9784761919924_2教師をどう生きるか』堀裕嗣×石川晋・学事出版

石川晋との対談。5月・6月と2日間にわたって札幌・東京での延べ11時間にわたる対談を収録したもの。こんなマニアックな本、いったいだれが買うんだろう…と思っていましたが、まずまず売れているようでひと安心です。それにしても、こんな教育書が出るということは僕らの若い頃には想像もつかなかったことで、ちょっと感激しています。石川晋との初の共著がこういう形で刊行されたことも、僕ららしいな…という思いがします。

【まえがき】

こんにちは。堀裕嗣(ほり・ひろつぐ)と申します。担当編集者の加藤愛さんによると、この対談本の元となった対談は、札幌・東京の二箇所をあわせて十一時間に及んだそうです。まあ、僕も石川もおしゃべりですから、十一時間くらいしゃべり続けるのは朝飯前です。だいたい呑みながら女の子としゃべっていたら十一時間なんてあっという間です。そうそう。つい一作日も……いやいや、そんなことは書くわけにはいきません(笑)。

しかし、同じく加藤さんによれば十一時間のうち六時間くらいはまったく使えない対談だったともいいます。そもそも僕らが酔っているのかというくらい好き勝手にしゃべったものですから、同僚の悪口とか研究仲間の悪口とか行政批判とか政治批判とか宗教批判とか、どう考えても活字にはできないようなことをたくさんしゃべったらしいのです。本人たちにはまったくその自覚がないというところが怖ろしいところでもあります。
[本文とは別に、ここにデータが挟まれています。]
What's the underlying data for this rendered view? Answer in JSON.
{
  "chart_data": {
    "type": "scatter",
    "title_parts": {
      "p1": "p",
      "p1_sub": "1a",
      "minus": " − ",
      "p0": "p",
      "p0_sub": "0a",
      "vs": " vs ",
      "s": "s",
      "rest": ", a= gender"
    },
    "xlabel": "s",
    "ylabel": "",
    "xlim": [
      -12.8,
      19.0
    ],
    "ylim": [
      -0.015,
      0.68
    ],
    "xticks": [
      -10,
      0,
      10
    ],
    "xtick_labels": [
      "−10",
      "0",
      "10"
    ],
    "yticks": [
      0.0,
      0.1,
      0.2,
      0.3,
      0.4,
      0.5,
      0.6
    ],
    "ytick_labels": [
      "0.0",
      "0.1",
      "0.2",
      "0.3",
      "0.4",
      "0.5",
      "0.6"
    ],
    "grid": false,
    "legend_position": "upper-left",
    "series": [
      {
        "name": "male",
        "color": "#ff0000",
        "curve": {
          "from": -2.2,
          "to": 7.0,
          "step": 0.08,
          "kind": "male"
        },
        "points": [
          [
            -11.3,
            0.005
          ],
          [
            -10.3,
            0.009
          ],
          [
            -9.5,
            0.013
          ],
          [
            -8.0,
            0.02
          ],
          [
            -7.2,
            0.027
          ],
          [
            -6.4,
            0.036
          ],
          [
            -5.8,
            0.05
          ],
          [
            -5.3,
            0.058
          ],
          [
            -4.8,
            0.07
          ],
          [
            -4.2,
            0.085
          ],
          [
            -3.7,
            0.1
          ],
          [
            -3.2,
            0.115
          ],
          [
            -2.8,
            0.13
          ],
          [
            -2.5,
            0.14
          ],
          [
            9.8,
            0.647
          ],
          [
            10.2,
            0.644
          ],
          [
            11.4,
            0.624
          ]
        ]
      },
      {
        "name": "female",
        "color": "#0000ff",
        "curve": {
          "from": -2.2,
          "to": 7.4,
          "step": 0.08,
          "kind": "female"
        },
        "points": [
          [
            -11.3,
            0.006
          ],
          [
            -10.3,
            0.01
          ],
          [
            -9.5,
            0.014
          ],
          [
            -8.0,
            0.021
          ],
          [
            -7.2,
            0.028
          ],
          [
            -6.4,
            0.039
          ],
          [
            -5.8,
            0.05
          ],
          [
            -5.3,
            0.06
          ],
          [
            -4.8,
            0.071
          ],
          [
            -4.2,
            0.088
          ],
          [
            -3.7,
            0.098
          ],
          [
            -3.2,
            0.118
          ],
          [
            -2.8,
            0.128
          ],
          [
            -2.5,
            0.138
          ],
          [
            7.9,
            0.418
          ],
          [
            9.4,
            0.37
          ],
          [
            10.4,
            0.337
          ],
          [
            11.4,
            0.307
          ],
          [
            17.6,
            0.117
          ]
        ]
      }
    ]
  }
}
そんな教育者とは思えないいいかげんな二人の対談をいったい誰が読むのだろうと不安にもなりますが、編集者の意思というのはたいへんなもので、毎日始発電車で帰りながら対談のテープ起こしを完成させてしまいました。正直、この企画はボツだろう、この本は出ないだろうと思っていた僕は心底驚いてしまいました。
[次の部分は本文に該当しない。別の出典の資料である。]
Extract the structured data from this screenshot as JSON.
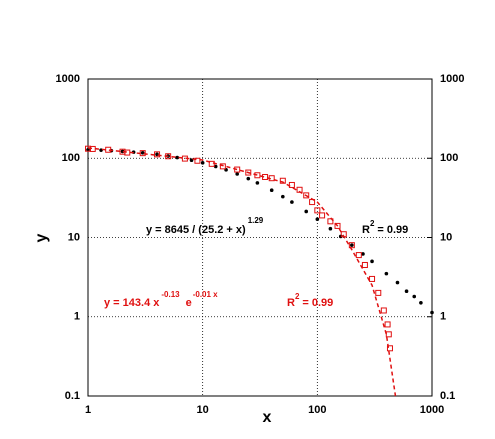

さて、この本は「教師をどう生きるか」というタイトルですが、実は僕も石川も日常を教師として生きているかといえば甚だ怪しいという現実があります。確かに職業としては教師ではあるのですが、公務よりも大切にしているものがたくさんあるというのが実態なのです。だって僕らが何よりも公務を大切にする生活を送っているとしたら、こんな本など出るわけがないではありませんか。僕らは公務外でどうしようもなく興味を抱いてしまったモノ・コト・ヒトに対するどうしようもない好奇心の衝動に従って、それらのモノ・コト・ヒトにどうしようもなく没頭してしまった結果、それらのモノ・コト・ヒトを様々な理屈をつけて学校に導入し、なんとか綱渡りで教師生活を続けているというのが実態なのではないか、そんな実感を抱いています。この本をお読みいただくと、おそらくそのことが読者の皆さんにも伝わるだろうと思います。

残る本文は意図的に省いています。